Em comunicado, o Teatro da Didascália refere que o cancelamento se fica a dever ao “crescente aumento” de casos de COVID-19 registado nos últimos dias, que conduziu à implementação de medidas mais restritivas pelas autoridades competentes.

A companhia acrescenta que, tendo em conta a “atual indefinição” na evolução da pandemia, está a preparar todos os meios técnicos disponíveis para possibilitar a apresentação daquele espetáculo de forma virtual, nos dias 13 e 15 de novembro, no Palco Online do Gerador (gerador.eu).

“Paisagem Efémera” é um projeto que se centra num processo de pesquisa sobre as diferentes particularidades de Joane, convidando a descobrir a paisagem e a memória desta vila de Famalicão.

“Estamos a trabalhar a partir de um contexto muito local, neste caso sobre a paisagem natural e rural de Joane, mas aproveitamos elementos específicos desta paisagem para debater temas tão globais”, como por exemplo, “as alterações climáticas”, afirmou à Lusa o diretor artístico do projeto.

O nome “Paisagem Efémera” tem a ver com o facto de, “de alguma forma, encararmos a paisagem como uma coisa estanque, que está ali para sempre, mas a verdade é que pode, eventualmente, extinguir-se ou sofrer mutações”, disse Bruno Martins, apontando o caso do degelo da Antártida.

Conta com direção artística de Bruno Martins, tendo como criadores e intérpretes António Júlio, Margarida Gonçalves e Rui Souza.

O projeto integra ainda dois formatos de partilha virtual de processos e conhecimento que contribuíram para o processo criativo: Conversas ao Pé da Porta e o podcast Áudio Derivas.

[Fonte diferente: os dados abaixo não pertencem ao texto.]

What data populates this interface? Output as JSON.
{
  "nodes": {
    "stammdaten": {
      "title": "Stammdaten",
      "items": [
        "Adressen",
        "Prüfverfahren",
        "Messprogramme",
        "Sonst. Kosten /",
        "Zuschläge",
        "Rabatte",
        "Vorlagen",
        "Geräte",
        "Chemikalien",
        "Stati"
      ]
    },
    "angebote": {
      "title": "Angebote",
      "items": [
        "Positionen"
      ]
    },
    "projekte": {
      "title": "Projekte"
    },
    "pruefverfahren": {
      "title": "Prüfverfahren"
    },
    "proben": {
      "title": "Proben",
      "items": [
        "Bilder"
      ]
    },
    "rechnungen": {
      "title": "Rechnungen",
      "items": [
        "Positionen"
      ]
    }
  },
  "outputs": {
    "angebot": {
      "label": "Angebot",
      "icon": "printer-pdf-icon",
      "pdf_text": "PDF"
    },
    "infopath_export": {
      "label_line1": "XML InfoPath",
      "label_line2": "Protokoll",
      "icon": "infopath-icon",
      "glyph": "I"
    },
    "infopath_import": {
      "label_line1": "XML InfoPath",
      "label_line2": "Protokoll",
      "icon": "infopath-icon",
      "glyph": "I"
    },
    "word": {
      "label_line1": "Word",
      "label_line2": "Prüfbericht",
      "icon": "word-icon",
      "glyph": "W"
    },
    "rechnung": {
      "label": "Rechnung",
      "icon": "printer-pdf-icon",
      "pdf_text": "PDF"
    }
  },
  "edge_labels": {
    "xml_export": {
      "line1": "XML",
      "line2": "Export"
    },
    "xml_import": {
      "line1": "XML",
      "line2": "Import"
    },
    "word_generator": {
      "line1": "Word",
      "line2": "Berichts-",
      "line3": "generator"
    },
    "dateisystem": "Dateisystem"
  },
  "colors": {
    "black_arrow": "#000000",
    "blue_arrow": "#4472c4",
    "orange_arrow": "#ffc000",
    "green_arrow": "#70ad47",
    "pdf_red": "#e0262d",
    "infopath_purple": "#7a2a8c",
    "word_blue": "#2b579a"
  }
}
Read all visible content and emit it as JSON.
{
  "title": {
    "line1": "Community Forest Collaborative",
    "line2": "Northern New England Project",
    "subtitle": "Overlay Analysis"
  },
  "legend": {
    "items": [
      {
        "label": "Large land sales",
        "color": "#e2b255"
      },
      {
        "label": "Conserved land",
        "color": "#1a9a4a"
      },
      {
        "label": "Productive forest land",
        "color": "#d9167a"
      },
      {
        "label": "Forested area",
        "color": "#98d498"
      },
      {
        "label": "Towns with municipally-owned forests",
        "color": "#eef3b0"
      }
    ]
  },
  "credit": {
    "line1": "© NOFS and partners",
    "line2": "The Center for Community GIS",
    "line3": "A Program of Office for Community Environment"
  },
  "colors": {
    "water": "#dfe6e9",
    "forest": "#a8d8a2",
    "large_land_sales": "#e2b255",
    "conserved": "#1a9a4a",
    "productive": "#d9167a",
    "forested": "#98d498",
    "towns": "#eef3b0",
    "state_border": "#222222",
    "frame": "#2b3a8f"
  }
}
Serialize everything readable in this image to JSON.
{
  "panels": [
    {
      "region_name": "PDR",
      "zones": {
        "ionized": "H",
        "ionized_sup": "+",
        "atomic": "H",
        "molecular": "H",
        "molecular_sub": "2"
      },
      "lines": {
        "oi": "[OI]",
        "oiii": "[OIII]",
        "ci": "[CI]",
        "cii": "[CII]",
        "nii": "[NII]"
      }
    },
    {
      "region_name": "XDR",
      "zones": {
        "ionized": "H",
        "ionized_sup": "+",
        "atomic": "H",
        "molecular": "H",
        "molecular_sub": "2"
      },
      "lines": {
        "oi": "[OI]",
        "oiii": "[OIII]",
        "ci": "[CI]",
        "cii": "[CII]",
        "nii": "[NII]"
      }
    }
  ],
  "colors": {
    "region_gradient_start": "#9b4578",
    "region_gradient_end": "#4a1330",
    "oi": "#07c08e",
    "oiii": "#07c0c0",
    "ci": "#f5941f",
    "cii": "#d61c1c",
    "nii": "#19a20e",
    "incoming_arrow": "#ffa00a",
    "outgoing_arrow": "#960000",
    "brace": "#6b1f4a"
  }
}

Margarida Gonçalves desenvolveu “um projeto relacionado com uma paisagem central de Joane, que é um baldio. Ela reflete sobre esta resiliência das plantas, sobre a forma como ocupam os espaços e como elas, depois de nós desaparecermos, persistem e ficarão a ocupar os espaços que deixaremos devolutos”.

Bruno Martins explica que “foi importante para o trabalho desta criadora, as ervas que cresceram nas ruas durante a pandemia, durante a quarentena, em que estivemos em casa", "a quantidade de ervas e ervinhas que cresceram por todos os lados, porque as pessoas e os carros não passavam por lá”.

Um outro criador, António Júlio, abordará o rio Pele, “um rio que é praticamente impercetível em Joane, apesar de ser muito importante, por exemplo, para a indústria local - deu até o nome a uma fábrica muito conhecida de Famalicão”.

Nas palavras de Bruno Martins, é “um rio importante porque fornece precisamente a água para a ETAR da referida fábrica, atravessa e divide a vila, mas ao mesmo tempo é quase invisível e impossível aceder-lhe”.

“De alguma forma, queremos fazer emergir este rio, dar-lhe visibilidade e falar da forma como o tratamos”, sublinhou.

De acordo com Bruno Martins, haverá ainda tempo para um trabalho sobre procissões desaparecidas, que será desenvolvido pelo músico Rui Souza.

“Rui Souza irá trabalhar na igreja de Joane, num órgão de tubos, explorando cantos de procissões que, entretanto, se extinguiram. Será um trabalho sonoro, entre a música experimental e o ressoar daquele órgão de tubos”, explicou.

Por sua vez, Bruno Martins desenvolveu um trabalho mais “discursivo”.

“É uma espécie de prólogo do percurso e é no formato de apresentação de candidatura a presidência de junta de freguesia. Aproveito esse discurso para falar/evidenciar questões importantes do ponto de vista social e urbanístico da vila. São o resultado de uma série de entrevistas a moradores da freguesia sobre o que gostariam para a vila. Será um discurso mais ou menos absurdo e irónico sobre a proposta deste candidato à presidência de junta”, sustentou.